Wednesday, January 06, 2010
Vote for Me
I am trying to think of a short essay in which I state several reasons people should vote for me and not for someone else. It wouldn't be fair to the others to dwell on my good looks or my sweet disposition. It also wouldn't be fair to brag about my education (Ph.D. in Physics, University of Illinois, 1951). None of these good qualities has any bearing on whether I am the best person to be a member of a neighborhood council.
Neighborhood councils were established in Los Angeles a few years ago. Unlike many American cities, our elected council members represent large districts. There are only 15 council seats for a city of at least four million. Each council person represents about 300,000 residents. That's much too large for a representative district. Rather than increase the size of the council, the people of Los Angeles chose instead to create another level of representation. Neighborhood councils have public meetings at least once a month. In addition, they have committees that meet at least monthly to consider specific problems or projects. The function of these bodies is to determine (and perhaps lead) public opinion on various matters, study and try to reach sensible conclusions about the issues and policies, and advise the members of the City Council of their findings and conclusions. A resident who favors or opposes some program may find it difficult to attend meetings of the City Council where the program is considered. The same resident can more easily attend a meeting of the Neighborhood Council for his or her area and speak to the council members about the matter.
Although they have no power, Neighborhood Councils have exerted some significant influence on some policy matters. A year or two ago the city fathers and the local Democratic machine wanted to have the public vote for a ballot proposition that dealt with mounting solar panels on the roofs of buildings within the city. Local activists objected to a detail in the proposed law. The measure specified that the work of installing the solar panels would be done exclusively by the members of a certain labor union. The union had the reputation of gaining very high salaries for its members. Other unions, whose members were capable of doing the same work, would be frozen out. There were other objections to the measure as well. Neighborhood Councils objected that they had not been consulted when the details of the measure were being drawn up. (According to the law that established neighborhood councils, the councils should have been consulted and allowed to express their approval or opposition.) Members of the Neighborhood Councils were able to publicize their objections to the measure. As a result, the measure lost. It was a set-back for the Mayor, the Democratic County Committee, and the union.

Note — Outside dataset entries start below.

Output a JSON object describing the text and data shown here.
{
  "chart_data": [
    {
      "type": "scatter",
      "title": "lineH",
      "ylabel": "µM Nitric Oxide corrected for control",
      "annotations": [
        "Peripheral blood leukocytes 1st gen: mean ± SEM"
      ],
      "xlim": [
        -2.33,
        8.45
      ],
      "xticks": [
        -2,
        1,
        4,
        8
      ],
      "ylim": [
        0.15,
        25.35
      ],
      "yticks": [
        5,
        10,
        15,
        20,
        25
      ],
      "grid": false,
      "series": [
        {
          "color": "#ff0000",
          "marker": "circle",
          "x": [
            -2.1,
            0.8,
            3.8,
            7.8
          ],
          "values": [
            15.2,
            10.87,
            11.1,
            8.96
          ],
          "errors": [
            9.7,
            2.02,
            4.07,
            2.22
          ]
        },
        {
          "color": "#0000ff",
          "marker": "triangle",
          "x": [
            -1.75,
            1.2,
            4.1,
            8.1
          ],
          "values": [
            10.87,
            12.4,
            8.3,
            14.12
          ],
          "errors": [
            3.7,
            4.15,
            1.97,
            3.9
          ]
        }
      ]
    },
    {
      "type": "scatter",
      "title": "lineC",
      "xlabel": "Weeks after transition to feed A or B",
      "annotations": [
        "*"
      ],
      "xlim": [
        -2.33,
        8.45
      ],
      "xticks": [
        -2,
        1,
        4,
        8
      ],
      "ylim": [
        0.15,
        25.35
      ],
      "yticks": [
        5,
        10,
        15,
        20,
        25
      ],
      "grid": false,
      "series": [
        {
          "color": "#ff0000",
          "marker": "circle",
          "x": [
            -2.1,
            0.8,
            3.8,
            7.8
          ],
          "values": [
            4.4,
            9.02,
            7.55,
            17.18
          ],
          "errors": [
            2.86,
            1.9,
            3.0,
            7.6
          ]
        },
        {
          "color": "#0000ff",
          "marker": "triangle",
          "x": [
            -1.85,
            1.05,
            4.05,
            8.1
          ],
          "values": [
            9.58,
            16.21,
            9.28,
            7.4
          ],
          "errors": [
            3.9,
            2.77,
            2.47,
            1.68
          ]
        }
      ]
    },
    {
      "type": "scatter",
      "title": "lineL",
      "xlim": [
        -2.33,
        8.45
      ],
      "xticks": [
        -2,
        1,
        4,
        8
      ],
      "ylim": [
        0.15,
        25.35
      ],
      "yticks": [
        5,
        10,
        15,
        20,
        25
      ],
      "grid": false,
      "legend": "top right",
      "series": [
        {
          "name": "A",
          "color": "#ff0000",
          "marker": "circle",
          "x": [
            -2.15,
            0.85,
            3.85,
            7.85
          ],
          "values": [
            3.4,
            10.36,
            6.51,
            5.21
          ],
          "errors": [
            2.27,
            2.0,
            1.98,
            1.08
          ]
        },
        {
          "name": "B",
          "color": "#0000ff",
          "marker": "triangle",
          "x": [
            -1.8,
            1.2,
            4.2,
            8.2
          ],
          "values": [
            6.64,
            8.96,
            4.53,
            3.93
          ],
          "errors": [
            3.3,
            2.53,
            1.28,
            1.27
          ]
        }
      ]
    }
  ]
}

I have some issues that I would like to persuade a Neighborhood Council to support. One is to provide specified places for day laborers to congregate while waiting for jobs. The spaces should provide shelter from the hot sun in most of the year, from rain, from cold winds, and other uncomfortable aspects of our weather. I would go so far as to maintain a list of workers, so that they could be chosen in rotation, much like workers in a union hiring hall. The spaces - actually, small buildings - would also provide clean toilets, clean drinking water, and other amenities. I have been told that the Neighborhood Council to which I aspire to be a member has a completely different attitude regarding day laborers. They want them to go away - far away. If I am elected and choose to advance this issue, I may run into some very noisy and probably rude opposition from the other members. I'll wait and see. Of course, I may not be elected.